The report also notes that compared with earlier generations of supply-side programs, LIHTC projects have a very low failure rate, with only 1 to 2 percent of properties undergoing foreclosure. In addition, it noted that tax credit site owners often have to apply other forms of subsidy to make units affordable since many qualifying renters have significantly lower incomes. And this layering of subsidies has enabled the LIHTC program to serve extremely low-income tenants. It cited a 2012 New York University study that found that 43 percent of LIHTC occupants had incomes at or below 30 percent of area median income and that nearly 70 percent of these extremely low-income residents received additional forms of rental assistance.

Here are a few additional details from the report:

  • Reversing the long uptrend in homeownership, American households have increasingly turned to the rental market for their housing. From 31 percent in 2004, the renter share of all U.S. households climbed to 35 percent in 2012, bringing the total number to 43 million by early 2013.
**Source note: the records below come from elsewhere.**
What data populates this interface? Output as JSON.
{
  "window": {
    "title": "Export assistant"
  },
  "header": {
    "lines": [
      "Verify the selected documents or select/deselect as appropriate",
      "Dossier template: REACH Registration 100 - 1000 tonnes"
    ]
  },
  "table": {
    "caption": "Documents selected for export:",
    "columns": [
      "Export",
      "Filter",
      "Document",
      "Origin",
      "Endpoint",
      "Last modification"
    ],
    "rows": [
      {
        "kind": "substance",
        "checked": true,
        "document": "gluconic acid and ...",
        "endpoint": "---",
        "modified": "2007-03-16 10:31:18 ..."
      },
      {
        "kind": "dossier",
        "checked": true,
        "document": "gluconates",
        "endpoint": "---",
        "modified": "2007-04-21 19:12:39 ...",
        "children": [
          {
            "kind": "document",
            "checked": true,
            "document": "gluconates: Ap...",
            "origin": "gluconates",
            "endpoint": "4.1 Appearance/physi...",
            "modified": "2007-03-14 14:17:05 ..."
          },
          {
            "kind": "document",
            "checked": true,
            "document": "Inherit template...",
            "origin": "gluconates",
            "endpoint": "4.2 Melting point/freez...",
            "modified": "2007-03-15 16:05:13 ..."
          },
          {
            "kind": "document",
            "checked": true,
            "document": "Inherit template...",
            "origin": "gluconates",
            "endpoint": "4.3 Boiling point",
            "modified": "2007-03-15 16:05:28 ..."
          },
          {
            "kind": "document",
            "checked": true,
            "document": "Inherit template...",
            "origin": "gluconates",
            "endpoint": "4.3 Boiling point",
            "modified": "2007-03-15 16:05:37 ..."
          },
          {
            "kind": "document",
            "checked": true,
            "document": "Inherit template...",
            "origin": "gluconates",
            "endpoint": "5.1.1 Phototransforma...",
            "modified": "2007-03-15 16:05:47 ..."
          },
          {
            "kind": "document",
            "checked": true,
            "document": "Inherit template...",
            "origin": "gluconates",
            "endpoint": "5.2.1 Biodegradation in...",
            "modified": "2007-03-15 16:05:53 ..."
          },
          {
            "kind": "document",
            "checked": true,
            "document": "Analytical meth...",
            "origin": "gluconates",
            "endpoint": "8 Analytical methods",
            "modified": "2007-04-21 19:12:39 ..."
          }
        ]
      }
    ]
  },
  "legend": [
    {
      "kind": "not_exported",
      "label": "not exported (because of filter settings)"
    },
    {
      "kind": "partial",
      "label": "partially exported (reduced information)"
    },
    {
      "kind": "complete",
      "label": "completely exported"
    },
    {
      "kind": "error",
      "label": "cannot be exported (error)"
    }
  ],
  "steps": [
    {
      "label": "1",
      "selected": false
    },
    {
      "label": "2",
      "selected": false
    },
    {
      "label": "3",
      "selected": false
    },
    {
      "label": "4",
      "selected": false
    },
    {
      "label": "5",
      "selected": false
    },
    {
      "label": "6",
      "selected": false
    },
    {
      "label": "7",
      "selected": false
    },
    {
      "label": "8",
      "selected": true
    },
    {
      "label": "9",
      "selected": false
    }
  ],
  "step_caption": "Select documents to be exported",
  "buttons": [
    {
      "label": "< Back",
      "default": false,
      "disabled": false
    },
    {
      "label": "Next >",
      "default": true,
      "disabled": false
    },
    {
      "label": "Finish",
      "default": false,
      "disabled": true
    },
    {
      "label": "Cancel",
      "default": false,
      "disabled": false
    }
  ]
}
  • Households of all but the oldest age groups have joined in the shift toward renting. The largest increase in share is among households in their 30s, up by at least 9 percentage points over an eight-year span. But shares of households across all five-year age groups between 25 and 54 also rose by at least 6 percentage points. In fact, the jump in rental rates for most age groups was well above the 4 percent overall rise, reflecting how the movement of the population into older age groups (when owning is more prevalent) stemmed some of the drop in homeownership.
  • The future pace of growth will depend largely on how the share of households that rent evolves. This in turn depends primarily on economic factors such as changes in household incomes, the direction of prices and rents, and the availability and terms of mortgage finance. But given the ongoing recovery in the homeowner market and the fact that rentership rates for households aged 30–64 are at their highest in the last 30 years, further increases in renter share are likely to be small and growth in the number of renters is likely to slow.
  • Depending on the pace of immigration, the number of renter households is likely to increase by between 4.0 million and 4.7 million in 2013–23. These projections would of course understate renter household growth if renting becomes more popular over the next decade and overstate growth if homeownership rates rebound.